O cenário do futuro da relação das duas maiores economias segue incerto. Há ainda uma expectativa sobre um eventual encontro entre Xi e Biden pessoalmente em outubro durante a reunião do G20 em Roma. Até o momento, o presidente chinês não confirmou presença. Aliás, este texto da Bloomberg lembra que Xi completou mais de 600 dias sem deixar o país, o que poderia ter impacto para as relações exteriores. Será? Seja como for, depois da viagem da vice-presidente dos EUA, Kamala Harris, por países asiáticos, chegou a vez do ministro das Relações Exteriores chinês, Wang Yi, visitar a região.
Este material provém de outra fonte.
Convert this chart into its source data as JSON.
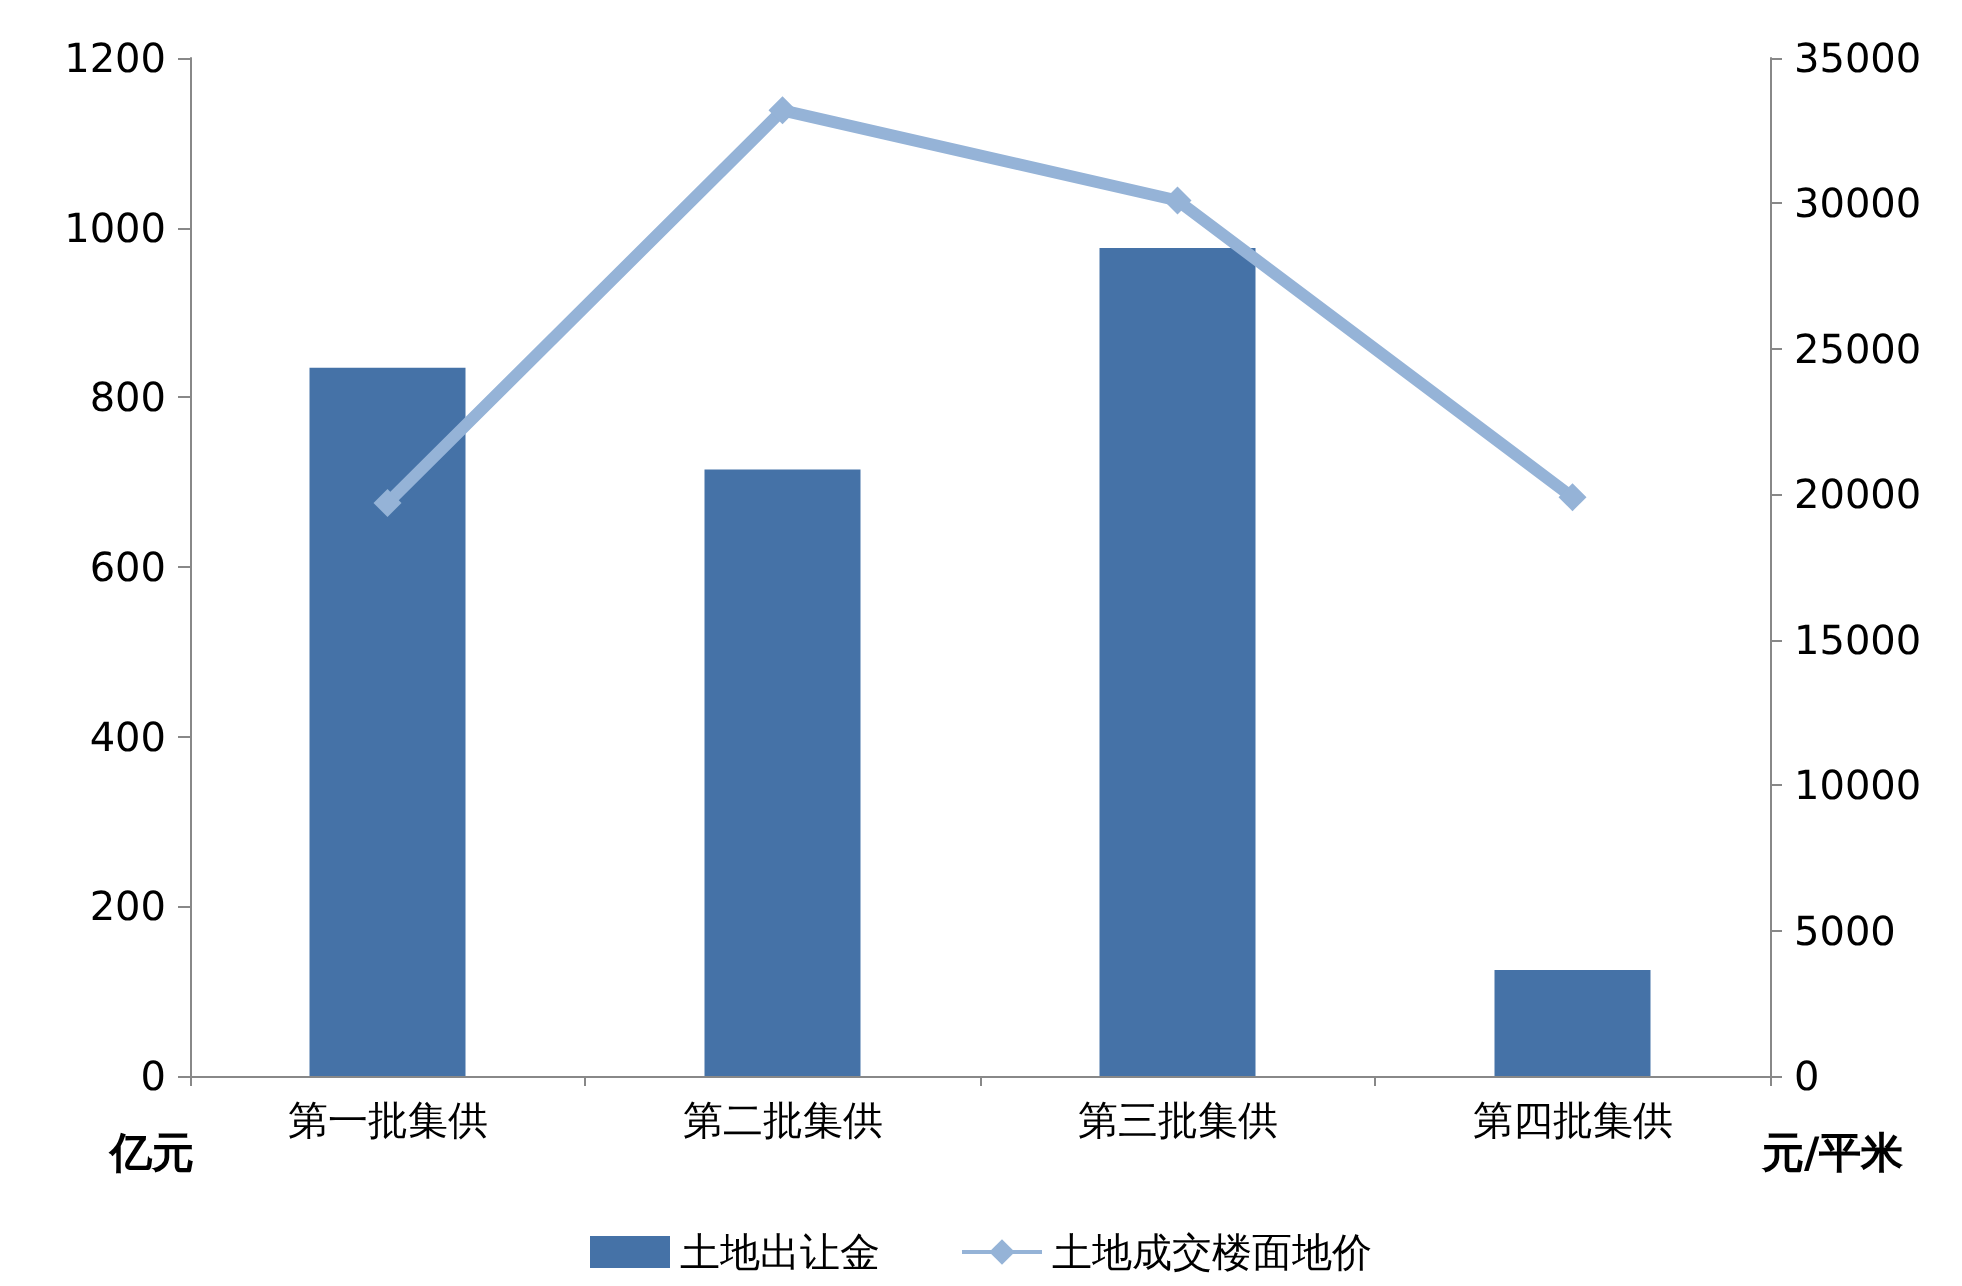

Um golpe de Estado na Guiné preocupa Pequim por possíveis flutuações do preço da bauxita, matéria prima necessária para a produção de alumínio. A China importa cerca de 47% desse mineral diretamente do país africano e precisa de alumínio para atender a demanda da produção industrial interna. Com disrupções no fornecimento, Pequim teria de se valer da segunda maior produtora, a Austrália — o que criaria uma dependência pouco favorável geopoliticamente. Wang Wenbin, porta-voz do Ministério das Relações Exteriores da China, declarou em conferência de imprensa (06) que o país está monitorando de perto a situação na Guiné e que “a China se opõe a tentativas de golpe para tomar o poder e pede a libertação imediata do presidente Alpha Condé [até então o presidente do país]”, ressaltando que as partes envolvidas devem “exercer calma e moderação e ter em mente os interesses fundamentais da nação e do povo”.

A fala de Wang Wenbin foi recebida com alarde por alguns veículos da mídia ocidental, como a Foreign Policy, que vê nela uma posição de interferência da China em assuntos internos do estrangeiro. A avaliação é bem diferente do editorial do Global Times, que destaca que o posicionamento da China é o mesmo da ONU e da União Africana.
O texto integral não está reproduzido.